The combination of features produce improvement by 4.38% on the structural data. Hence, it was observed as a better fit for the dataset. Figure 14 shows average accuracy for top performing machine learning algorithms applied on the data set.

Table 6. Classification accuracy based on texture analysis and machine learning techniques.

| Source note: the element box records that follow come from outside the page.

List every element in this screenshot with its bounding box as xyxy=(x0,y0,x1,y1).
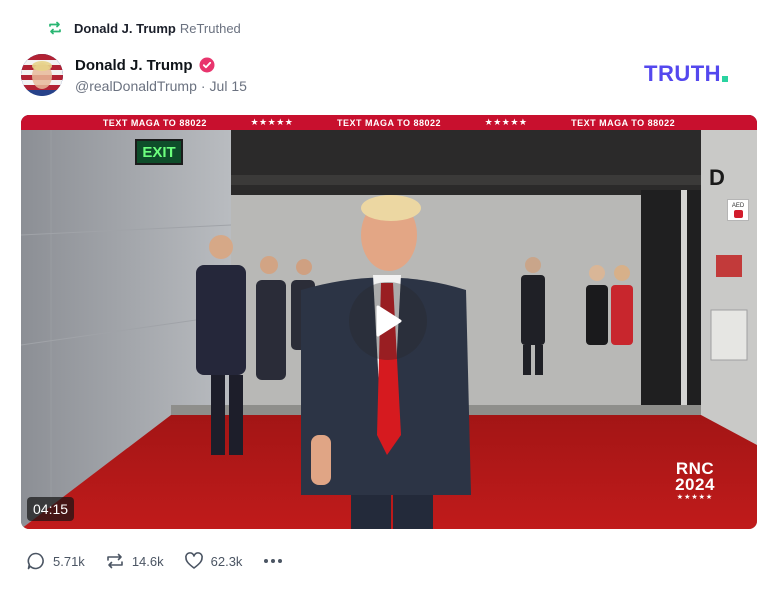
like-button[interactable]: 62.3k xyxy=(184,551,243,571)
like-count: 62.3k xyxy=(210,553,243,569)
banner-segment: ★★★★★ xyxy=(250,117,294,127)
more-button[interactable] xyxy=(264,559,283,563)
retruth-user-name[interactable]: Donald J. Trump xyxy=(74,21,176,36)
post-date[interactable]: Jul 15 xyxy=(210,78,247,94)
retruth-button[interactable]: 14.6k xyxy=(105,551,164,571)
exit-sign-label: EXIT xyxy=(142,143,176,161)
retruth-count: 14.6k xyxy=(131,553,164,569)
avatar[interactable] xyxy=(21,54,63,96)
banner-segment: TEXT MAGA TO 88022 xyxy=(571,117,676,128)
reply-count: 5.71k xyxy=(53,553,85,569)
banner-segment: TEXT MAGA TO 88022 xyxy=(336,117,441,128)
retruth-header: Donald J. Trump ReTruthed xyxy=(47,19,241,37)
truth-logo-dot xyxy=(722,76,729,82)
banner-segment: ★★★★★ xyxy=(484,117,528,127)
rnc-badge-line2: 2024 xyxy=(675,475,715,494)
heart-icon xyxy=(184,551,204,571)
reply-icon xyxy=(26,551,46,571)
play-button[interactable] xyxy=(349,282,427,360)
retruth-icon xyxy=(105,551,125,571)
more-icon-dot xyxy=(271,559,276,563)
truth-logo[interactable]: TRUTH xyxy=(644,61,729,86)
video-player[interactable]: TEXT MAGA TO 88022 ★★★★★ TEXT MAGA TO 88… xyxy=(21,115,757,529)
aed-sign: AED xyxy=(727,199,749,221)
verified-badge-icon xyxy=(199,57,215,73)
video-duration: 04:15 xyxy=(27,497,75,521)
aed-heart-icon xyxy=(733,209,743,218)
retruth-action-label: ReTruthed xyxy=(179,20,241,36)
exit-sign: EXIT xyxy=(135,139,183,165)
banner-segment: TEXT MAGA TO 88022 xyxy=(102,117,207,128)
more-icon xyxy=(264,559,269,563)
reply-button[interactable]: 5.71k xyxy=(26,551,85,571)
rnc-badge-stars: ★★★★★ xyxy=(676,494,714,501)
video-banner: TEXT MAGA TO 88022 ★★★★★ TEXT MAGA TO 88… xyxy=(21,115,757,130)
author-name[interactable]: Donald J. Trump xyxy=(75,57,193,74)
door-letter: D xyxy=(709,165,725,190)
author-handle[interactable]: @realDonaldTrump xyxy=(75,78,197,94)
aed-label: AED xyxy=(731,202,745,209)
meta-separator: · xyxy=(200,77,206,94)
post-author: Donald J. Trump @realDonaldTrump · Jul 1… xyxy=(21,54,247,96)
play-icon xyxy=(376,305,402,337)
rnc-badge: RNC 2024 ★★★★★ xyxy=(669,460,721,501)
truth-logo-text: TRUTH xyxy=(644,61,722,86)
more-icon-dot xyxy=(278,559,283,563)
retruth-icon xyxy=(47,20,63,36)
post-actions: 5.71k 14.6k 62.3k xyxy=(26,550,283,572)
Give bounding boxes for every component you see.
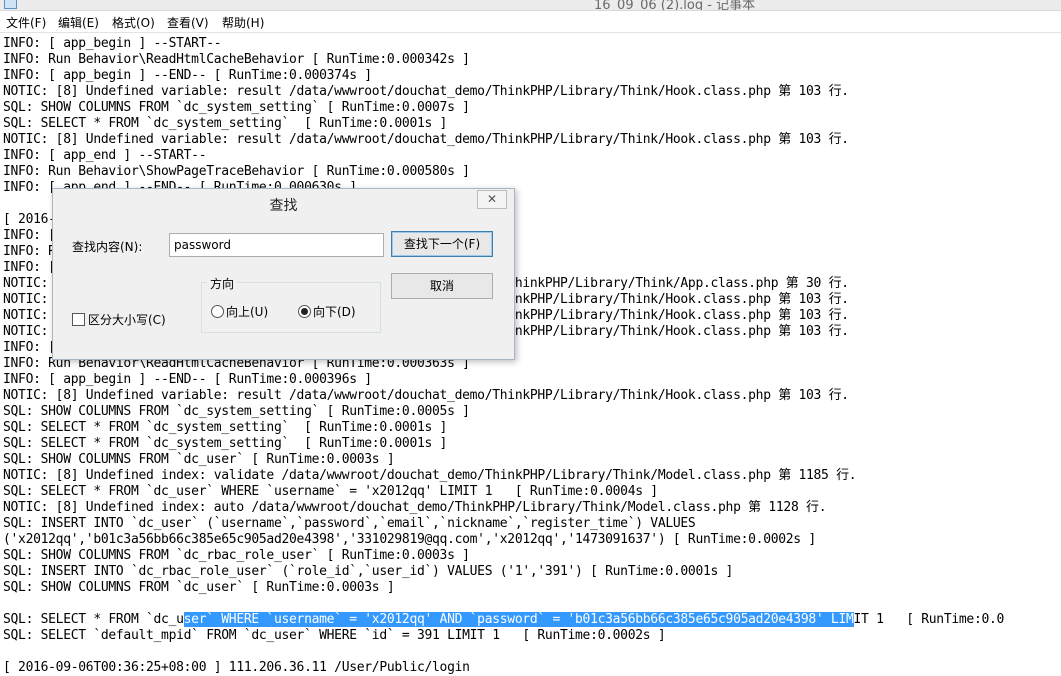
menu-file[interactable]: 文件(F) <box>6 14 46 31</box>
log-line: INFO: Run Behavior\ShowPageTraceBehavior… <box>3 164 470 179</box>
window-title: 16_09_06 (2).log - 记事本 <box>594 0 756 11</box>
log-line: SQL: SHOW COLUMNS FROM `dc_user` [ RunTi… <box>3 580 395 595</box>
match-case-label[interactable]: 区分大小写(C) <box>88 311 166 328</box>
log-line: NOTIC: [8] Undefined index: validate /da… <box>3 468 857 483</box>
close-button[interactable]: ✕ <box>477 190 507 209</box>
log-line: INFO: [ app_end ] --START-- <box>3 148 207 163</box>
log-line: SQL: SELECT * FROM `dc_user` WHERE `user… <box>3 484 658 499</box>
selected-line-before: SQL: SELECT * FROM `dc_u <box>3 612 184 627</box>
log-line: SQL: SHOW COLUMNS FROM `dc_system_settin… <box>3 404 470 419</box>
selected-log-line[interactable]: SQL: SELECT * FROM `dc_user` WHERE `user… <box>3 612 1004 628</box>
log-line: INFO: Run Behavior\ReadHtmlCacheBehavior… <box>3 52 470 67</box>
title-bar: 16_09_06 (2).log - 记事本 <box>0 0 1061 11</box>
find-dialog: 查找 ✕ 查找内容(N): password 查找下一个(F) 取消 方向 向上… <box>52 188 515 360</box>
search-match-highlight: ser` WHERE `username` = 'x2012qq' AND `p… <box>183 612 854 627</box>
log-line: SQL: SELECT * FROM `dc_system_setting` [… <box>3 436 448 451</box>
direction-up-label[interactable]: 向上(U) <box>226 303 268 320</box>
log-line: INFO: [ app_begin ] --END-- [ RunTime:0.… <box>3 372 372 387</box>
find-what-input[interactable]: password <box>169 233 384 257</box>
log-line: SQL: SHOW COLUMNS FROM `dc_system_settin… <box>3 100 470 115</box>
log-line: NOTIC: [8] Undefined variable: result /d… <box>3 388 849 403</box>
cancel-button[interactable]: 取消 <box>391 273 493 299</box>
find-what-label: 查找内容(N): <box>72 240 143 254</box>
log-line: SQL: INSERT INTO `dc_rbac_role_user` (`r… <box>3 564 734 579</box>
direction-down-radio[interactable] <box>298 305 311 318</box>
menu-edit[interactable]: 编辑(E) <box>58 14 99 31</box>
log-line: SQL: SELECT `default_mpid` FROM `dc_user… <box>3 628 666 643</box>
log-line: INFO: [ app_begin ] --END-- [ RunTime:0.… <box>3 68 372 83</box>
log-line: INFO: [ app_begin ] --START-- <box>3 36 222 51</box>
direction-label: 方向 <box>207 275 238 292</box>
direction-down-label[interactable]: 向下(D) <box>313 303 356 320</box>
find-dialog-title: 查找 <box>269 198 298 214</box>
log-line: NOTIC: [8] Undefined variable: result /d… <box>3 84 849 99</box>
log-line: SQL: SHOW COLUMNS FROM `dc_rbac_role_use… <box>3 548 470 563</box>
log-line: NOTIC: [8] Undefined index: auto /data/w… <box>3 500 827 515</box>
log-line: ('x2012qq','b01c3a56bb66c385e65c905ad20e… <box>3 532 816 547</box>
direction-up-radio[interactable] <box>211 305 224 318</box>
notepad-icon <box>4 0 17 9</box>
log-line: SQL: SHOW COLUMNS FROM `dc_user` [ RunTi… <box>3 452 395 467</box>
menu-format[interactable]: 格式(O) <box>112 14 155 31</box>
log-line: NOTIC: [8] Undefined variable: result /d… <box>3 132 849 147</box>
menu-help[interactable]: 帮助(H) <box>222 14 264 31</box>
log-line: [ 2016-09-06T00:36:25+08:00 ] 111.206.36… <box>3 660 470 675</box>
match-case-checkbox[interactable] <box>72 313 85 326</box>
log-line: SQL: INSERT INTO `dc_user` (`username`,`… <box>3 516 696 531</box>
menu-view[interactable]: 查看(V) <box>167 14 209 31</box>
log-line: SQL: SELECT * FROM `dc_system_setting` [… <box>3 116 448 131</box>
menu-bar: 文件(F) 编辑(E) 格式(O) 查看(V) 帮助(H) <box>0 11 1061 33</box>
selected-line-after: IT 1 [ RunTime:0.0 <box>853 612 1005 627</box>
log-line: SQL: SELECT * FROM `dc_system_setting` [… <box>3 420 448 435</box>
find-next-button[interactable]: 查找下一个(F) <box>391 231 493 257</box>
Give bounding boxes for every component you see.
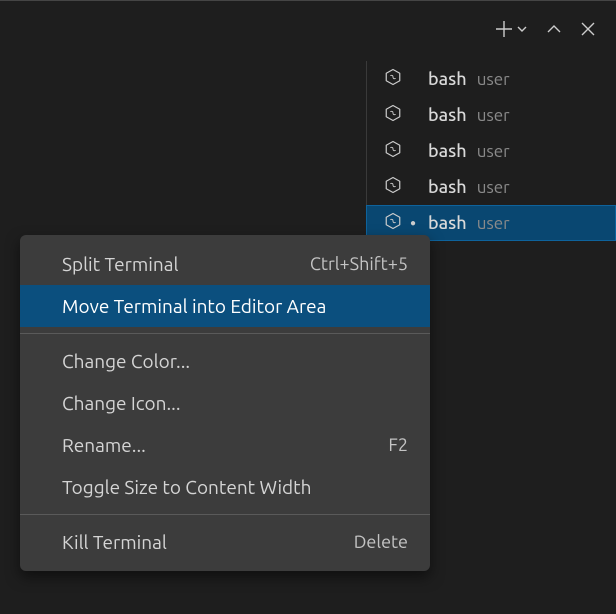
terminal-tab[interactable]: ●bashuser <box>366 97 616 133</box>
menu-item[interactable]: Change Icon... <box>20 382 430 424</box>
terminal-description: user <box>477 142 510 161</box>
bash-icon <box>384 68 402 86</box>
bash-icon <box>384 176 402 194</box>
menu-divider <box>20 514 430 515</box>
bash-icon <box>384 176 402 198</box>
bash-icon <box>384 212 402 230</box>
terminal-name: bash <box>428 141 467 161</box>
menu-item-shortcut: Delete <box>354 532 408 552</box>
terminal-name: bash <box>428 213 467 233</box>
menu-item-label: Change Color... <box>62 350 190 372</box>
new-terminal-group <box>494 19 528 39</box>
menu-item-shortcut: F2 <box>388 435 408 455</box>
terminal-tab[interactable]: ●bashuser <box>366 169 616 205</box>
terminal-description: user <box>477 214 510 233</box>
bash-icon <box>384 140 402 158</box>
menu-item[interactable]: Change Color... <box>20 340 430 382</box>
plus-icon <box>494 19 514 39</box>
menu-item-label: Move Terminal into Editor Area <box>62 295 326 317</box>
terminal-description: user <box>477 178 510 197</box>
bash-icon <box>384 140 402 162</box>
menu-item-shortcut: Ctrl+Shift+5 <box>310 254 408 274</box>
close-panel-button[interactable] <box>580 21 596 37</box>
terminal-name: bash <box>428 177 467 197</box>
terminal-description: user <box>477 106 510 125</box>
menu-item[interactable]: Move Terminal into Editor Area <box>20 285 430 327</box>
bash-icon <box>384 212 402 234</box>
close-icon <box>580 21 596 37</box>
menu-divider <box>20 333 430 334</box>
new-terminal-dropdown[interactable] <box>516 23 528 35</box>
new-terminal-button[interactable] <box>494 19 514 39</box>
menu-item-label: Toggle Size to Content Width <box>62 476 312 498</box>
maximize-panel-button[interactable] <box>546 21 562 37</box>
bash-icon <box>384 104 402 122</box>
menu-item-label: Split Terminal <box>62 253 178 275</box>
context-menu: Split Terminal Ctrl+Shift+5 Move Terminal … <box>20 235 430 571</box>
terminal-name: bash <box>428 69 467 89</box>
menu-item-label: Kill Terminal <box>62 531 167 553</box>
menu-item[interactable]: Rename... F2 <box>20 424 430 466</box>
menu-item[interactable]: Toggle Size to Content Width <box>20 466 430 508</box>
chevron-down-icon <box>516 23 528 35</box>
panel-toolbar <box>494 19 596 39</box>
menu-item-label: Rename... <box>62 434 146 456</box>
dirty-indicator-icon: ● <box>410 217 416 229</box>
terminal-tab[interactable]: ●bashuser <box>366 133 616 169</box>
bash-icon <box>384 104 402 126</box>
chevron-up-icon <box>546 21 562 37</box>
menu-item[interactable]: Kill Terminal Delete <box>20 521 430 563</box>
terminal-description: user <box>477 70 510 89</box>
bash-icon <box>384 68 402 90</box>
menu-item[interactable]: Split Terminal Ctrl+Shift+5 <box>20 243 430 285</box>
menu-item-label: Change Icon... <box>62 392 181 414</box>
terminal-name: bash <box>428 105 467 125</box>
terminal-tabs-list: ●bashuser●bashuser●bashuser●bashuser●bas… <box>366 61 616 241</box>
terminal-tab[interactable]: ●bashuser <box>366 61 616 97</box>
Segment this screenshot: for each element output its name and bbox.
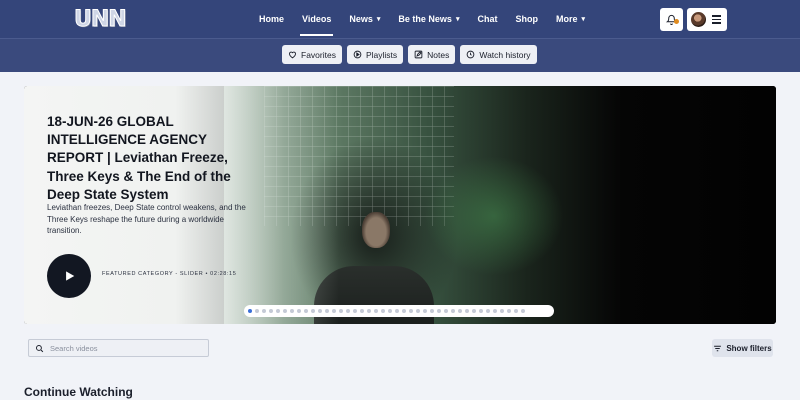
history-icon bbox=[467, 50, 475, 59]
nav-label: Chat bbox=[477, 14, 498, 24]
slider-dot[interactable] bbox=[479, 309, 483, 313]
video-subnav: Favorites Playlists Notes Watch history bbox=[282, 45, 537, 64]
nav-item-videos[interactable]: Videos bbox=[293, 0, 340, 38]
slider-dot[interactable] bbox=[437, 309, 441, 313]
slider-dot[interactable] bbox=[255, 309, 259, 313]
slider-dot[interactable] bbox=[290, 309, 294, 313]
slider-dot[interactable] bbox=[451, 309, 455, 313]
slider-dot[interactable] bbox=[423, 309, 427, 313]
slider-dot[interactable] bbox=[409, 309, 413, 313]
playlist-icon bbox=[353, 50, 362, 59]
notifications-button[interactable] bbox=[660, 8, 683, 31]
slider-dot[interactable] bbox=[507, 309, 511, 313]
slider-dot[interactable] bbox=[269, 309, 273, 313]
nav-item-news[interactable]: News ▾ bbox=[340, 0, 389, 38]
notes-label: Notes bbox=[427, 49, 450, 60]
slider-dot[interactable] bbox=[444, 309, 448, 313]
nav-label: Videos bbox=[302, 14, 332, 24]
site-logo[interactable]: UNN bbox=[74, 6, 128, 32]
featured-video-slider[interactable]: 18-JUN-26 GLOBAL INTELLIGENCE AGENCY REP… bbox=[24, 86, 776, 324]
slider-dot[interactable] bbox=[318, 309, 322, 313]
slider-dot[interactable] bbox=[276, 309, 280, 313]
slider-dot[interactable] bbox=[402, 309, 406, 313]
nav-label: Be the News bbox=[398, 14, 452, 24]
top-navbar: UNN Home Videos News ▾ Be the News ▾ Chat … bbox=[0, 0, 800, 38]
filter-icon bbox=[714, 345, 722, 351]
slider-dot[interactable] bbox=[339, 309, 343, 313]
slider-pagination bbox=[244, 305, 554, 317]
logo-text: UNN bbox=[74, 6, 128, 32]
slider-dot[interactable] bbox=[367, 309, 371, 313]
slider-dot[interactable] bbox=[521, 309, 525, 313]
show-filters-label: Show filters bbox=[726, 343, 772, 353]
play-icon bbox=[66, 271, 75, 281]
search-icon bbox=[36, 344, 44, 352]
watch-history-label: Watch history bbox=[479, 49, 531, 60]
play-button[interactable] bbox=[47, 254, 91, 298]
slider-dot[interactable] bbox=[458, 309, 462, 313]
slider-dot[interactable] bbox=[388, 309, 392, 313]
slider-dot[interactable] bbox=[514, 309, 518, 313]
continue-watching-heading: Continue Watching bbox=[24, 385, 133, 399]
slider-dot[interactable] bbox=[311, 309, 315, 313]
slider-dot[interactable] bbox=[353, 309, 357, 313]
avatar bbox=[691, 12, 706, 27]
slider-dot[interactable] bbox=[262, 309, 266, 313]
slider-dot[interactable] bbox=[486, 309, 490, 313]
hero-description: Leviathan freezes, Deep State control we… bbox=[47, 203, 246, 236]
playlists-label: Playlists bbox=[365, 49, 398, 60]
watch-history-button[interactable]: Watch history bbox=[460, 45, 537, 64]
chevron-down-icon: ▾ bbox=[376, 16, 381, 23]
slider-dot[interactable] bbox=[248, 309, 252, 313]
search-input[interactable] bbox=[50, 343, 200, 353]
nav-item-be-the-news[interactable]: Be the News ▾ bbox=[389, 0, 468, 38]
nav-item-chat[interactable]: Chat bbox=[468, 0, 506, 38]
hamburger-icon bbox=[712, 15, 721, 24]
chevron-down-icon: ▾ bbox=[581, 16, 585, 23]
slider-dot[interactable] bbox=[465, 309, 469, 313]
slider-dot[interactable] bbox=[325, 309, 329, 313]
slider-dot[interactable] bbox=[395, 309, 399, 313]
hero-title[interactable]: 18-JUN-26 GLOBAL INTELLIGENCE AGENCY REP… bbox=[47, 113, 252, 204]
slider-dot[interactable] bbox=[430, 309, 434, 313]
edit-icon bbox=[414, 50, 423, 59]
chevron-down-icon: ▾ bbox=[455, 16, 460, 23]
nav-label: Home bbox=[259, 14, 285, 24]
playlists-button[interactable]: Playlists bbox=[346, 45, 404, 64]
nav-label: News bbox=[349, 14, 373, 24]
slider-dot[interactable] bbox=[297, 309, 301, 313]
search-box[interactable] bbox=[28, 339, 209, 357]
favorites-button[interactable]: Favorites bbox=[282, 45, 342, 64]
nav-label: More bbox=[555, 14, 578, 24]
main-nav: Home Videos News ▾ Be the News ▾ Chat Shop… bbox=[250, 0, 594, 38]
nav-item-shop[interactable]: Shop bbox=[506, 0, 547, 38]
user-menu-button[interactable] bbox=[687, 8, 727, 31]
hero-meta: FEATURED CATEGORY - SLIDER • 02:28:15 bbox=[102, 271, 237, 277]
slider-dot[interactable] bbox=[493, 309, 497, 313]
slider-dot[interactable] bbox=[304, 309, 308, 313]
slider-dot[interactable] bbox=[283, 309, 287, 313]
notes-button[interactable]: Notes bbox=[408, 45, 456, 64]
slider-dot[interactable] bbox=[472, 309, 476, 313]
slider-dot[interactable] bbox=[346, 309, 350, 313]
heart-icon bbox=[289, 51, 296, 59]
slider-dot[interactable] bbox=[381, 309, 385, 313]
show-filters-button[interactable]: Show filters bbox=[712, 339, 773, 357]
favorites-label: Favorites bbox=[301, 49, 336, 60]
sub-navbar: Favorites Playlists Notes Watch history bbox=[0, 38, 800, 72]
studio-light bbox=[424, 156, 564, 276]
notification-dot bbox=[674, 19, 679, 24]
slider-dot[interactable] bbox=[374, 309, 378, 313]
slider-dot[interactable] bbox=[500, 309, 504, 313]
nav-item-more[interactable]: More ▾ bbox=[547, 0, 594, 38]
nav-item-home[interactable]: Home bbox=[250, 0, 293, 38]
slider-dot[interactable] bbox=[360, 309, 364, 313]
nav-label: Shop bbox=[515, 14, 538, 24]
slider-dot[interactable] bbox=[332, 309, 336, 313]
slider-dot[interactable] bbox=[416, 309, 420, 313]
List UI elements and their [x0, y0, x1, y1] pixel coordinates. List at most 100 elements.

Author	Structure	Texture Analysis Method (Features)	Machine Learning Technique	Accuracy (%)
Xiao, Z. et al. [6]	Brain	GLCM, Gabor filter	SVM	For AD-CN data: 85.71
Oishi, K. et al. [33]	Gray Matter, White Matter, Cerebral Spinal Fluid and Background	Coefficient of Probability Changes	SVM	Maximum: 95 Average: 70
Kumar, K. et al. [34]	Brain	GLCM	k-NN	74.73
Luk, C.C. et al. [35]	Brain	3D GLCM	-	Maximum: 90.5 Average: 76
Chaddad, A. et al. [36]	Brain	3D GLCM	Ensemble	74.19
Madusanka, N. et al. [37]	Hippocampus	3D GLCM	SVM	86.61
Ranjbar, S. et al. [38]	Hippocampus	Hippocampal Volume	Diagonal Quadratic Discriminant Analysis (Naïve Bayes)	89

summarizes the classification accuracy based on texture analysis and machine learning techniques.

4. Conclusions

AD is one of the world’s leading causes of death from neurological disorders. The number of people with Alzheimer’s is steadily rising over the world. The neurologist’s manual diagnosis approach for AD is time-consuming and may not always yield correct results. One of the most significant elements in using brain images to classify AD is feature extraction. It is revealed that all 20 features retrieved from the GLCM of the participants’ MRI are not required. It is observed that the crucial eight features contribute the most to the classification of the individuals using the F-type statistics test. According to the results, the classification accuracy declines as the distance between neighbouring pixels increases. The comparisons demonstrate that using structural data, textural data, and age as input combined improves classification accuracy. The top-performing algorithms were Ensemble and Decision Trees, with a classification accuracy of 90.2% and 88.5%, respectively, and SVM, with a classification accuracy of 87.2%. The subject classification was on par with research articles that have used feature extraction using various image processing techniques [39].